Мусоргский выбирал и отбирал, набрасывал новые нужные ему сцены. Конечно, с Пушкиным ему не тягаться, но, вчитываясь в текст «Бориса», он отбирал все самое важное для своего замысла. А замысел, как и у Пушкина, был неотделим от образа народа в трагедии.

Чем больше Мусоргский работал, тем шире определялась эта идея. Она, впрочем, не мешала ему пристальнее вглядываться в фигуру царя Бориса. И не только у Пушкина хотелось выведать, кто же такой Борис, но и у людей, изучавших ту эпоху. Где в его деятельности прогрессивное, а где преступление честолюбца? Принял ли народ Бориса? Где покорность толпы, а где бунтарство? Светлый взгляд на народ, завещанный обществу Чернышевским, служил для него путеводной нитью.

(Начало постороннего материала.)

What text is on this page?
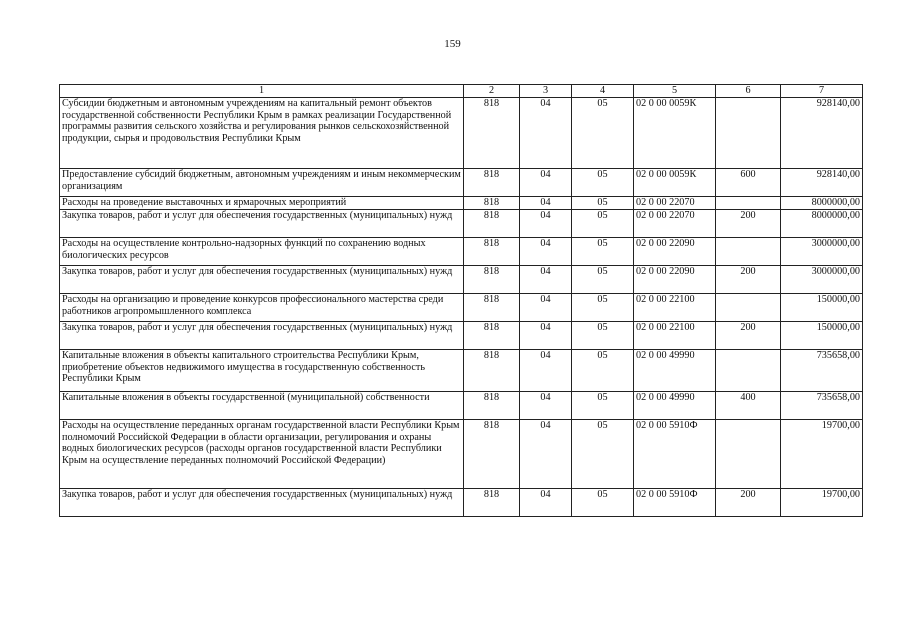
159
1	2	3	4	5	6	7
Субсидии бюджетным и автономным учреждениям на капитальный ремонт объектов государственной собственности Республики Крым в рамках реализации Государственной программы развития сельского хозяйства и регулирования рынков сельскохозяйственной продукции, сырья и продовольствия Республики Крым	818	04	05	02 0 00 0059К		928140,00
Предоставление субсидий бюджетным, автономным учреждениям и иным некоммерческим организациям	818	04	05	02 0 00 0059К	600	928140,00
Расходы на проведение выставочных и ярмарочных мероприятий	818	04	05	02 0 00 22070		8000000,00
Закупка товаров, работ и услуг для обеспечения государственных (муниципальных) нужд	818	04	05	02 0 00 22070	200	8000000,00
Расходы на осуществление контрольно-надзорных функций по сохранению водных биологических ресурсов	818	04	05	02 0 00 22090		3000000,00
Закупка товаров, работ и услуг для обеспечения государственных (муниципальных) нужд	818	04	05	02 0 00 22090	200	3000000,00
Расходы на организацию и проведение конкурсов профессионального мастерства среди работников агропромышленного комплекса	818	04	05	02 0 00 22100		150000,00
Закупка товаров, работ и услуг для обеспечения государственных (муниципальных) нужд	818	04	05	02 0 00 22100	200	150000,00
Капитальные вложения в объекты капитального строительства Республики Крым, приобретение объектов недвижимого имущества в государственную собственность Республики Крым	818	04	05	02 0 00 49990		735658,00
Капитальные вложения в объекты государственной (муниципальной) собственности	818	04	05	02 0 00 49990	400	735658,00
Расходы на осуществление переданных органам государственной власти Республики Крым полномочий Российской Федерации в области организации, регулирования и охраны водных биологических ресурсов (расходы органов государственной власти Республики Крым на осуществление переданных полномочий Российской Федерации)	818	04	05	02 0 00 5910Ф		19700,00
Закупка товаров, работ и услуг для обеспечения государственных (муниципальных) нужд	818	04	05	02 0 00 5910Ф	200	19700,00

Пробираясь в дебрях знания и незнания, Мусоргский постепенно вырабатывал собственное отношение ко всему.

Противники «могучей кучки», видя, что им удалось свалить Балакирева, стали еще злее наседать на кучкистов. Они травили их в статьях, рецензиях, старались закрыть доступ их произведениям.

Как-то, когда все собрались у Людмилы Ивановны, она, посмотрев на Мусоргского, сказала:

– Моденька какой-то сегодня загадочный. Али что-нибудь сочинил и намерен нас удивить?

– Действительно, у вас странный вид, – согласился Кюи. – Ну-с, что у вас за душой?

Мусоргский едва заметно усмехнулся:

– Вы, господа, разите противников за чайным столом, а мы тут цитатки приготовили и наш ответ на цитатки.

Почувствовав себя в центре внимания, Модест развернул страничку и, заглянув в нее, произнес:

– Достоуважаемый Серов писал: «Самый последний музыкант из водевильного оркестра продирижировал бы лучше Балакирева «Героическую симфонию» Бетховена и «Реквием», Моцарта, так как у оркестровых музыкантов есть в этом своя традиция, у господина же Балакирева нет собственного вкуса и разумения… – Мусоргский отложил страничку и докончил на память: – При всей своей даровитости, господин Балакирев вполне неуч». – Он не торопясь достал другую страничку, на которой крупным его почерком была сделана другая выписка.